There is a fair amount of anecdotal evidence that the difficult economy of the last few years has led to a rise in requests for post-settlement modifications in Orange County, elsewhere in California and nationwide. Last week the New York Times ran a modification story with a twist: it is linked to the Bernie Madoff scandal.
Bernard Madoff’s historically huge ponzi scheme has, of course, left an extraordinary number of high-profile victims in its wake, from Hollywood stars to local charities and the New York Mets. The sheer size and duration of his fraud has guaranteed that it will make its way back into the news again and again for many years to come.
According to the Times, the basics of the Madoff-prompted modification case are these: when Steven Simpkin and his wife Laura Blank divorced in 2006 “they agreed to split their considerable wealth equally.” In dividing up their assets, valuing cash versus real property, Simpkin kept, among other things, the couple’s account with Madoff (this may partly have been a matter of convenience as, the paper notes, it was held in his name). After Madoff’s fraud was exposed – and accounts held with him became worthless – in late 2008 Simpkin filed suit demanding that his ex-wife “turn over millions of dollars that she had received in their settlement to make up for the substantial losses he had sustained in the fraud.” Needless to say, Blank sees the situation differently, and the Times reports that the case is attracting considerable attention nationwide. As the paper notes, the court ruling will only, strictly speaking, impact New York’s divorce laws, “but a decision by the influential (NY Court of Appeals) could influence how judges interpret laws in other states.
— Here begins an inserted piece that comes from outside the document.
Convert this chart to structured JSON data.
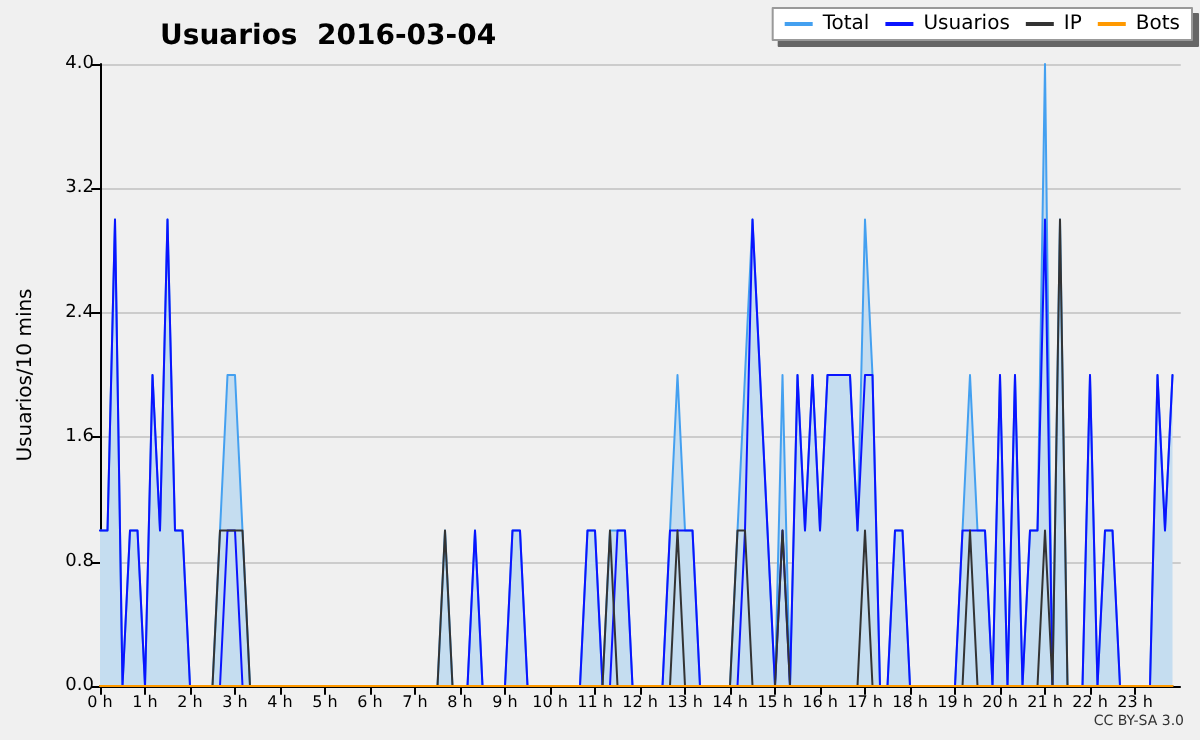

One might argue that Simpkin’s investment account dropping to zero is not Brand’s problem. Presumably if the family home she got in the settlement lost value when the real estate bubble burst she could not seek to get money back from him. But, as the paper notes, the issue is not necessarily that clear cut. The Madoff account was fraudulent from Day One, though neither spouse knew that at the time. With that in mind Simpkin is demanding a modification under a doctrine known as “mutual mistake.” The idea is that since both spouses were honestly mistaken when they valued the account the settlement should be retroactively rebalanced. For her part, Blank is arguing, in effect, that enough time elapsed between the settlement and the exposure of Madoff’s fraud that the doctrine should not apply, especially since her ex-husband continued to add to his Madoff account for many months after the settlement.
From the perspective of an Orange County divorce lawyer it is undeniable that this case is worth watching closely. Divorce law is, of course, governed by states and California is different from New York in a number of key respects (notably, by being a community property state). But the potential for an important precedent remains.